Le crédit de 500$, la «moins mauvaise» solution

500$ seront remis aux 6,4 millions d’adultes québécois gagnant moins de 100 000$ par année.
Photo: Paul Chiasson La Presse canadienne 500$ seront remis aux 6,4 millions d’adultes québécois gagnant moins de 100 000$ par année.

Le crédit de 500 $ offert par le gouvernement Legault à 6,4 millions de Québécois aurait probablement dû être plus ciblé et risque effectivement d’aggraver (un peu) la hausse du coût de la vie qu’il est censé venir atténuer, constatent des économistes. Mais il était aussi la « moins mauvaise » solution proposée, et le gouvernement aurait difficilement pu rester les bras croisés.

« En tant qu’ancien haut fonctionnaire des Finances, je vous dirais qu’il y a certaines choses qui sont inévitables dans la vie, a expliqué en entretien téléphonique au Devoir, mercredi, le président du Comité des politiques publiques de l’Association des économistes québécois, Louis Lévesque.
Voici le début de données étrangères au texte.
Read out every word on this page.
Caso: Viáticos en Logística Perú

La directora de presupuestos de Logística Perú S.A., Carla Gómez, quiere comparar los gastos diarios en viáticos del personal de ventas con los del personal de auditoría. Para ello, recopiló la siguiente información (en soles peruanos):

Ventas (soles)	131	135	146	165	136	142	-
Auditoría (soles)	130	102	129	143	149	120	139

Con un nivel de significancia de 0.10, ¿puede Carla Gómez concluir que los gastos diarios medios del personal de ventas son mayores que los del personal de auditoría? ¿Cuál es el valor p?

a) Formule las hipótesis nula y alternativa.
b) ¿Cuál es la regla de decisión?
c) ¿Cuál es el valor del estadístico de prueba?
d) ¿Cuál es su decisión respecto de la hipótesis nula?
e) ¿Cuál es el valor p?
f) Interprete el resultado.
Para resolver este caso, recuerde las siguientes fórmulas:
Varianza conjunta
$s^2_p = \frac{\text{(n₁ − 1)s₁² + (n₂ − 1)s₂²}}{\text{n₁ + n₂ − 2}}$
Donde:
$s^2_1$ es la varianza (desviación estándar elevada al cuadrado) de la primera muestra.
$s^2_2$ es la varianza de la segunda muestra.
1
Si vous faites face à une poussée inflationniste, que le gouvernement n’a pas de problème financier immédiat et qu’il est dans un contexte qui le rend plus sensible à l’opinion publique, il sera immanquablement question d’une compensation financière aux citoyens, au moins ponctuelle. »
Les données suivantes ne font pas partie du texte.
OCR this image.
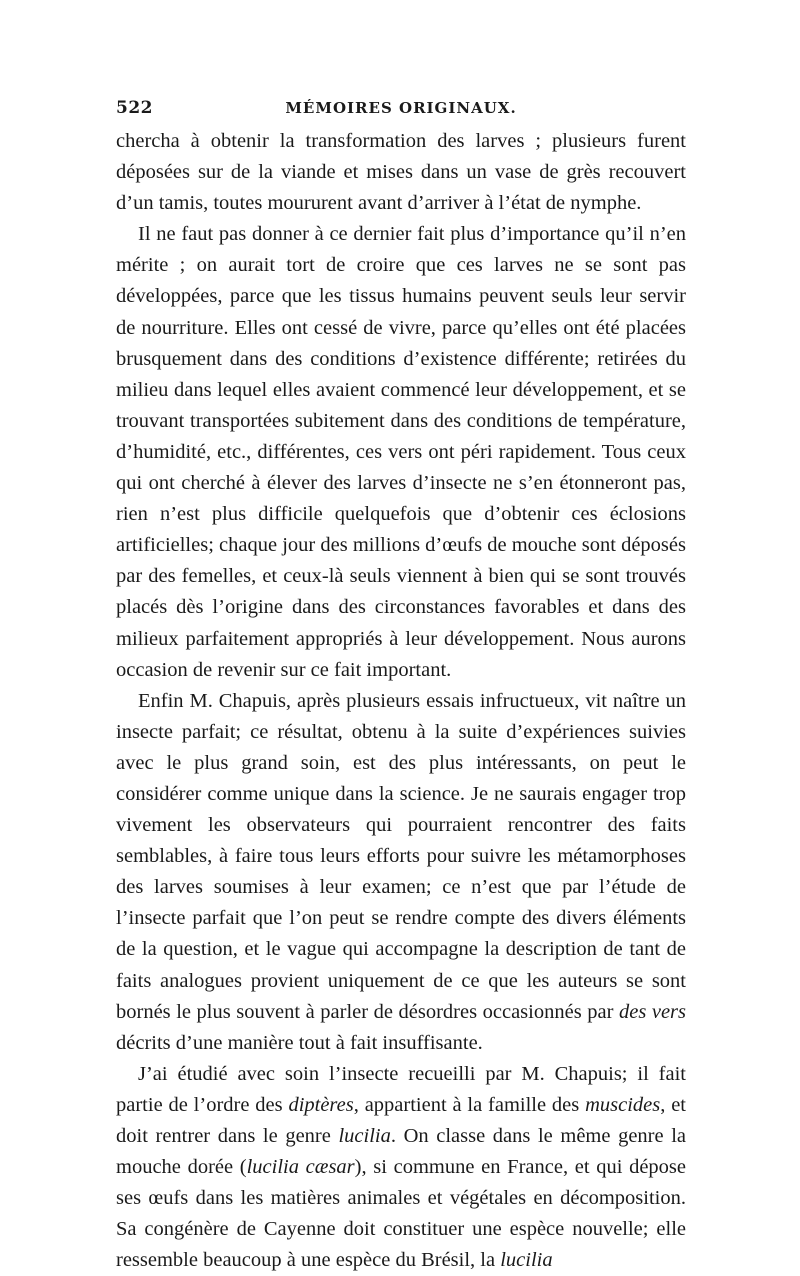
522	MÉMOIRES ORIGINAUX.

chercha à obtenir la transformation des larves ; plusieurs furent déposées sur de la viande et mises dans un vase de grès recouvert d’un tamis, toutes moururent avant d’arriver à l’état de nymphe.

Il ne faut pas donner à ce dernier fait plus d’importance qu’il n’en mérite ; on aurait tort de croire que ces larves ne se sont pas développées, parce que les tissus humains peuvent seuls leur servir de nourriture. Elles ont cessé de vivre, parce qu’elles ont été placées brusquement dans des conditions d’existence différente; retirées du milieu dans lequel elles avaient commencé leur développement, et se trouvant transportées subitement dans des conditions de température, d’humidité, etc., différentes, ces vers ont péri rapidement. Tous ceux qui ont cherché à élever des larves d’insecte ne s’en étonneront pas, rien n’est plus difficile quelquefois que d’obtenir ces éclosions artificielles; chaque jour des millions d’œufs de mouche sont déposés par des femelles, et ceux-là seuls viennent à bien qui se sont trouvés placés dès l’origine dans des circonstances favorables et dans des milieux parfaitement appropriés à leur développement. Nous aurons occasion de revenir sur ce fait important.

Enfin M. Chapuis, après plusieurs essais infructueux, vit naître un insecte parfait; ce résultat, obtenu à la suite d’expériences suivies avec le plus grand soin, est des plus intéressants, on peut le considérer comme unique dans la science. Je ne saurais engager trop vivement les observateurs qui pourraient rencontrer des faits semblables, à faire tous leurs efforts pour suivre les métamorphoses des larves soumises à leur examen; ce n’est que par l’étude de l’insecte parfait que l’on peut se rendre compte des divers éléments de la question, et le vague qui accompagne la description de tant de faits analogues provient uniquement de ce que les auteurs se sont bornés le plus souvent à parler de désordres occasionnés par des vers décrits d’une manière tout à fait insuffisante.

J’ai étudié avec soin l’insecte recueilli par M. Chapuis; il fait partie de l’ordre des diptères, appartient à la famille des muscides, et doit rentrer dans le genre lucilia. On classe dans le même genre la mouche dorée (lucilia cæsar), si commune en France, et qui dépose ses œufs dans les matières animales et végétales en décomposition. Sa congénère de Cayenne doit constituer une espèce nouvelle; elle ressemble beaucoup à une espèce du Brésil, la lucilia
Les principaux facteurs à l’origine de la forte hausse de l’inflation depuis moins d’un an — comme les perturbations des chaînes d’approvisionnement, les prix mondiaux de l’énergie ou la politique monétaire des banques centrales — ne dépendent pas des gouvernements, et encore moins de celui du Québec, rappelle l’ancien ministre libéral sous Jean Charest et aujourd’hui professeur à la Chaire en macroéconomie et prévisions de l’École des sciences de la gestion de l’UQAM Alain Paquet. « Les options pour le gouvernement étaient limitées. Il a trouvé quelque chose qui était simple et rapide. Le fait que cela puisse aussi avoir des retombées politiques positives n’a sûrement pas nui non plus. »

Les politiques fiscales québécoises comprennent déjà des mécanismes qui permettent la prise en compte de l’inflation et qui fonctionnent plutôt bien, observe le professeur et chercheur principal à la Chaire en fiscalité et en finances publiques de l’Université de Sherbrooke, Luc Godbout. Chaque année, la table d’imposition, le crédit d’impôt pour solidarité ou l’Allocation famille sont ajustés en fonction du coût de la vie, mais avec un décalage dans le temps. Ce décalage aurait fait mal cette année, compte tenu de la vitesse à laquelle les prix ont grimpé depuis le dernier calcul des paramètres d’indexation, cet automne, et il commandait un rajustement forfaitaire immédiat.

S’appuyant sur un panier de biens et services de 22 000 $ correspondant à « un niveau de vie de base », le gouvernement Legault a estimé le manque à gagner à 432 $, qu’il a arrondi à 500 $ et qu’il a promis mardi aux 6,4 millions d’adultes québécois gagnant moins de 100 000 $ par année.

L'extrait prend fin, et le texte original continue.